David O’Toole, Chief Financial Officer, Avita Medical: Yeah. So, thanks for the question. The Orbit Med has not waived that provision in the amendment. And just to clarify that provision of $10,000,000 is measured at the end of a quarter, not during the quarter. We don’t expect to go below $10,000,000 at any time.

And so, we didn’t ask them to waive that amendment during the current process.

Izzy, Analyst, BTIG: Understood, thank you. And with the restructuring to the Salesforce you guys completed or began in first quarter, I was curious what other expense levers you have contemplated that will help manage your cash burn?

David O’Toole, Chief Financial Officer, Avita Medical: So, during the second quarter, as Jim mentioned, and so did I, we did a commercial transformation of our sales force, and we took a look at our entire organization, and we took out $2,500,000 per quarter. And we see that continuing. So, it’s $10,000,000 annually. We’re going to let that play out. We don’t see any other levers at this point that need to be pulled.

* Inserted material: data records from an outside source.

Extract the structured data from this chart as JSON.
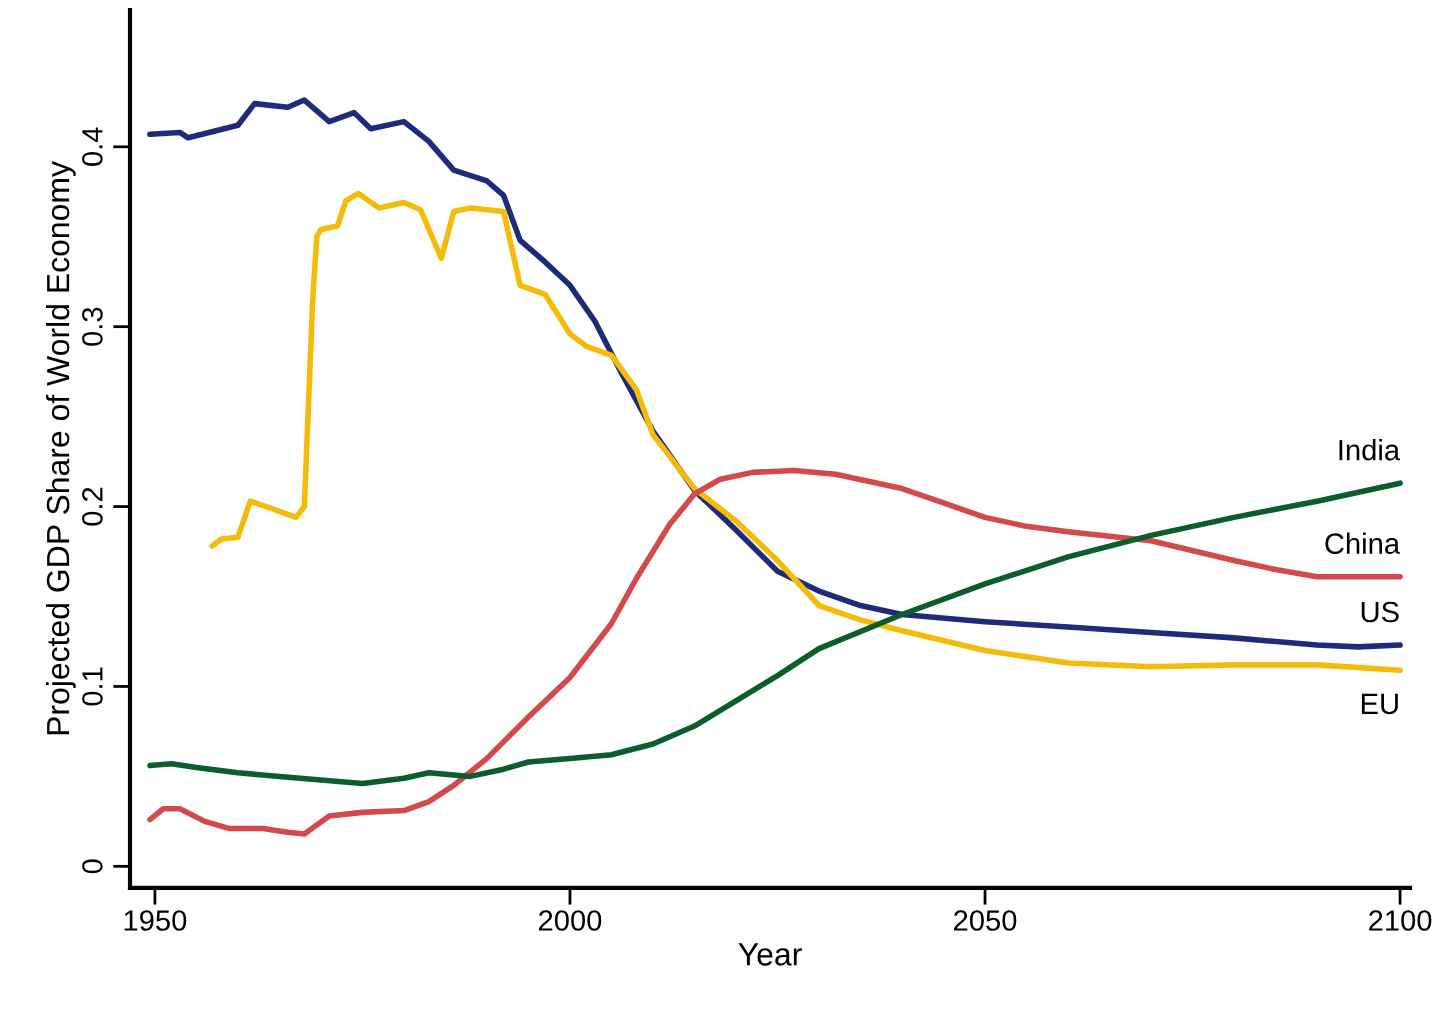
{
  "chart_data": {
    "type": "line",
    "xlabel": "Year",
    "ylabel": "Projected GDP Share of World Economy",
    "xlim": [
      1947,
      2101.2
    ],
    "xticks": [
      1950,
      2000,
      2050,
      2100
    ],
    "ylim": [
      -0.012,
      0.476
    ],
    "yticks": [
      0,
      0.1,
      0.2,
      0.3,
      0.4
    ],
    "grid": false,
    "legend": false,
    "marker": "none",
    "line_style": "solid",
    "series": [
      {
        "name": "US",
        "color": "#1f2a7a",
        "x": [
          1949.4,
          1953,
          1954,
          1960,
          1962,
          1966,
          1968,
          1971,
          1974,
          1976,
          1980,
          1983,
          1986,
          1990,
          1992,
          1994,
          1997,
          2000,
          2003,
          2006,
          2010,
          2015,
          2020,
          2025,
          2030,
          2035,
          2040,
          2050,
          2060,
          2070,
          2080,
          2090,
          2095,
          2100
        ],
        "values": [
          0.407,
          0.408,
          0.405,
          0.412,
          0.424,
          0.422,
          0.426,
          0.414,
          0.419,
          0.41,
          0.414,
          0.403,
          0.387,
          0.381,
          0.373,
          0.348,
          0.336,
          0.323,
          0.303,
          0.276,
          0.242,
          0.209,
          0.187,
          0.164,
          0.153,
          0.145,
          0.14,
          0.136,
          0.133,
          0.13,
          0.127,
          0.123,
          0.122,
          0.123
        ]
      },
      {
        "name": "EU",
        "color": "#f5bb0a",
        "x": [
          1956.9,
          1958,
          1960,
          1961.5,
          1964,
          1967,
          1968,
          1969,
          1969.5,
          1970,
          1972,
          1973,
          1974.5,
          1977,
          1980,
          1982,
          1984.5,
          1986,
          1988,
          1992,
          1994,
          1997,
          2000,
          2002,
          2005,
          2008,
          2010,
          2015,
          2020,
          2025,
          2030,
          2035,
          2040,
          2050,
          2060,
          2070,
          2080,
          2090,
          2100
        ],
        "values": [
          0.178,
          0.182,
          0.183,
          0.203,
          0.199,
          0.194,
          0.2,
          0.314,
          0.35,
          0.354,
          0.356,
          0.37,
          0.374,
          0.366,
          0.369,
          0.365,
          0.338,
          0.364,
          0.366,
          0.364,
          0.323,
          0.318,
          0.296,
          0.289,
          0.284,
          0.265,
          0.24,
          0.21,
          0.192,
          0.17,
          0.145,
          0.137,
          0.131,
          0.12,
          0.113,
          0.111,
          0.112,
          0.112,
          0.109
        ]
      },
      {
        "name": "China",
        "color": "#d24a4a",
        "x": [
          1949.4,
          1951,
          1953,
          1956,
          1959,
          1963,
          1966,
          1968,
          1971,
          1975,
          1980,
          1983,
          1986,
          1990,
          1995,
          2000,
          2005,
          2008,
          2012,
          2015,
          2018,
          2022,
          2027,
          2032,
          2040,
          2045,
          2050,
          2055,
          2060,
          2070,
          2080,
          2085,
          2090,
          2100
        ],
        "values": [
          0.026,
          0.032,
          0.032,
          0.025,
          0.021,
          0.021,
          0.019,
          0.018,
          0.028,
          0.03,
          0.031,
          0.036,
          0.045,
          0.06,
          0.083,
          0.105,
          0.135,
          0.16,
          0.19,
          0.207,
          0.215,
          0.219,
          0.22,
          0.218,
          0.21,
          0.202,
          0.194,
          0.189,
          0.186,
          0.181,
          0.17,
          0.165,
          0.161,
          0.161
        ]
      },
      {
        "name": "India",
        "color": "#0b5e2c",
        "x": [
          1949.4,
          1952,
          1955,
          1960,
          1965,
          1970,
          1975,
          1980,
          1983,
          1988,
          1992,
          1995,
          2000,
          2005,
          2010,
          2015,
          2020,
          2025,
          2030,
          2040,
          2050,
          2060,
          2070,
          2080,
          2090,
          2100
        ],
        "values": [
          0.056,
          0.057,
          0.055,
          0.052,
          0.05,
          0.048,
          0.046,
          0.049,
          0.052,
          0.05,
          0.054,
          0.058,
          0.06,
          0.062,
          0.068,
          0.078,
          0.092,
          0.106,
          0.121,
          0.14,
          0.157,
          0.172,
          0.184,
          0.194,
          0.203,
          0.213
        ]
      }
    ]
  }
}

Izzy, Analyst, BTIG: Okay, helpful. And then last one for me. I was just curious if the 2023 ATM is still in place? And if so, how many shares are available in this? And if there are any restrictions on how many shares you can sell?

Thanks for taking the questions.

David O’Toole, Chief Financial Officer, Avita Medical: Yeah, the ATM is still in place. And it has, and this is public information, it has about 3,800,000.0 worth of shares that can be sold under the ATM.

Izzy, Analyst, BTIG: Thank you for taking the questions.

Conference Operator: Thank you. This concludes the question and answer session. I would now like to turn it back over to Jim, our CEO for closing remarks.

Jim Corbett, Chief Executive Officer, Avita Medical: Well, thank you very much for the questions, and thank you for the time with us today. We have a

David O’Toole, Chief Financial Officer, Avita Medical: lot of

Jim Corbett, Chief Executive Officer, Avita Medical: exciting activities that we’re doing that are going to lead to really a great second half. So we’re really looking forward to that and updating you in the coming quarter on how that goes. Thank you.

Conference Operator: Thank you for your participation in today’s conference. This does conclude the program. You may now disconnect. Everyone, have a great day.